Hibiscus is grown in Kenya and may create a calming effect when consumed. Pick the flowers straight from the plant, when the petals are new and have not dried out. Place the flowers on a shallow rack in the window sill and dry thoroughly. These purple or magenta flowers will give your Tisane a strong red colour with a tangy taste, but it works really well hot or cold with ice cubes and a spoon full of raw organic honey.


Mint grows anywhere and is said to aid digestion. Scented rose petals not only bring a touch of gentle colour and aroma, but also may have anti-inflammatory, anti-parasitic properties. *as long as your roses are homegrown and free of chemicals you can eat the petals. Scented roses with more delicate petals are best for eating.
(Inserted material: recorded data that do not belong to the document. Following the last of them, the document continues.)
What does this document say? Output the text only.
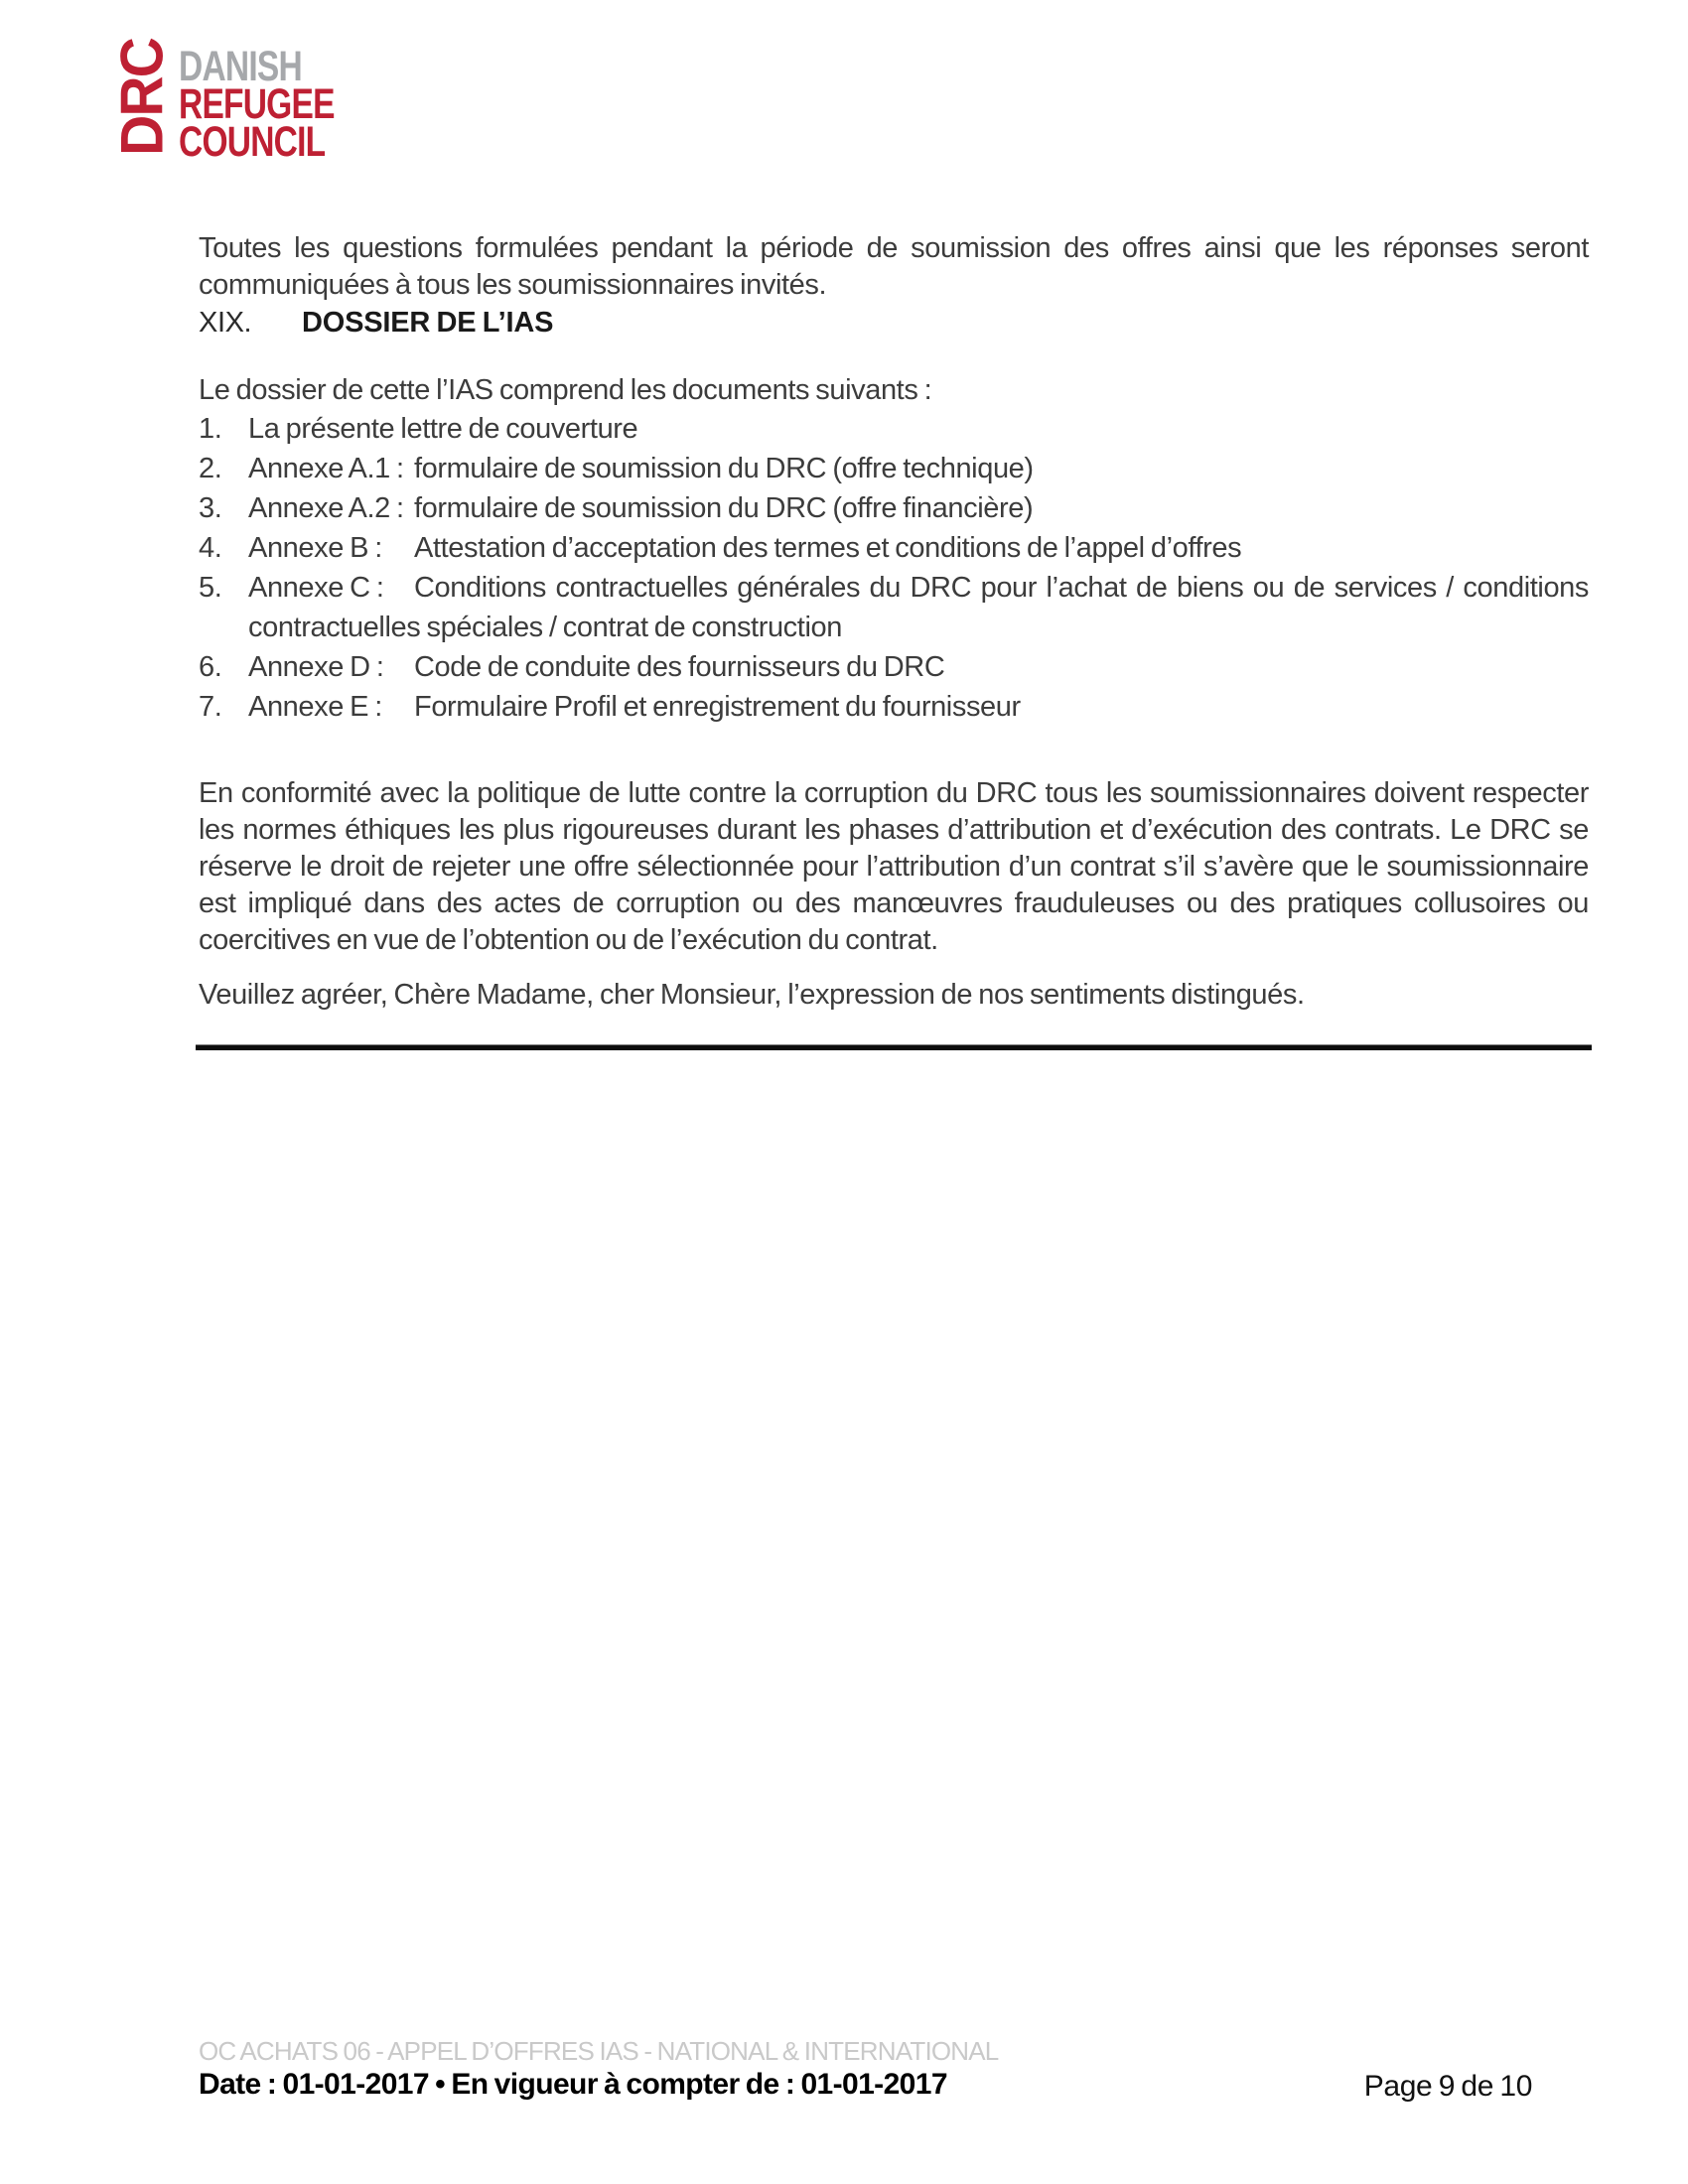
DRC DANISH
REFUGEE
COUNCIL

Toutes les questions formulées pendant la période de soumission des offres ainsi que les réponses seront communiquées à tous les soumissionnaires invités.

XIX. DOSSIER DE L’IAS

Le dossier de cette l’IAS comprend les documents suivants :

1. La présente lettre de couverture
2. Annexe A.1 : formulaire de soumission du DRC (offre technique)
3. Annexe A.2 : formulaire de soumission du DRC (offre financière)
4. Annexe B : Attestation d’acceptation des termes et conditions de l’appel d’offres
5. Annexe C : Conditions contractuelles générales du DRC pour l’achat de biens ou de services / conditions contractuelles spéciales / contrat de construction
6. Annexe D : Code de conduite des fournisseurs du DRC
7. Annexe E : Formulaire Profil et enregistrement du fournisseur

En conformité avec la politique de lutte contre la corruption du DRC tous les soumissionnaires doivent respecter les normes éthiques les plus rigoureuses durant les phases d’attribution et d’exécution des contrats. Le DRC se réserve le droit de rejeter une offre sélectionnée pour l’attribution d’un contrat s’il s’avère que le soumissionnaire est impliqué dans des actes de corruption ou des manœuvres frauduleuses ou des pratiques collusoires ou coercitives en vue de l’obtention ou de l’exécution du contrat.

Veuillez agréer, Chère Madame, cher Monsieur, l’expression de nos sentiments distingués.

OC ACHATS 06 - APPEL D’OFFRES IAS - NATIONAL & INTERNATIONAL
Date : 01-01-2017 • En vigueur à compter de : 01-01-2017	Page 9 de 10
Hippocrates the Father of Western Medicine offered Thyme as a natural remedy for chest ailments in 370 BC, the herb made its way to Ancient Egyptian and into the palate of every Mediterranean to date! In Kenya, the most common form of Thyme is French Thyme and Lemon Thyme, both can be used in Tisanes - best when dried on the stem.

Borage is a European variety of flowering plant, that produces blue purple flowers, which have a clean cucumber-like taste. The flowers, edible, bright and bouncy blue, are great for decorating salads, cakes and desserts, but they also make a colourful ingredient to a mixed leaf Tisane.

Lemon Verbena – this waxy, strong citrus green-leafed plant produces delicate, lacelike flowers too. Both the leaf and the flower can be dried and used for Tisanes (as well as for flavouring baking, desserts, sorbets and ice creams). It is so versatile and in the Mediterranean local people use it for helping sleep after heavy meals!

Dried Fennel Seed and Flower- Fennel, like Dandelion, is said to act as a natural diuretic and a Tisane made of the dried seed and flower, even the frothy leaf top, is not only cleansing in flavour – it tastes a little like aniseed – but can be effective for reducing water retention.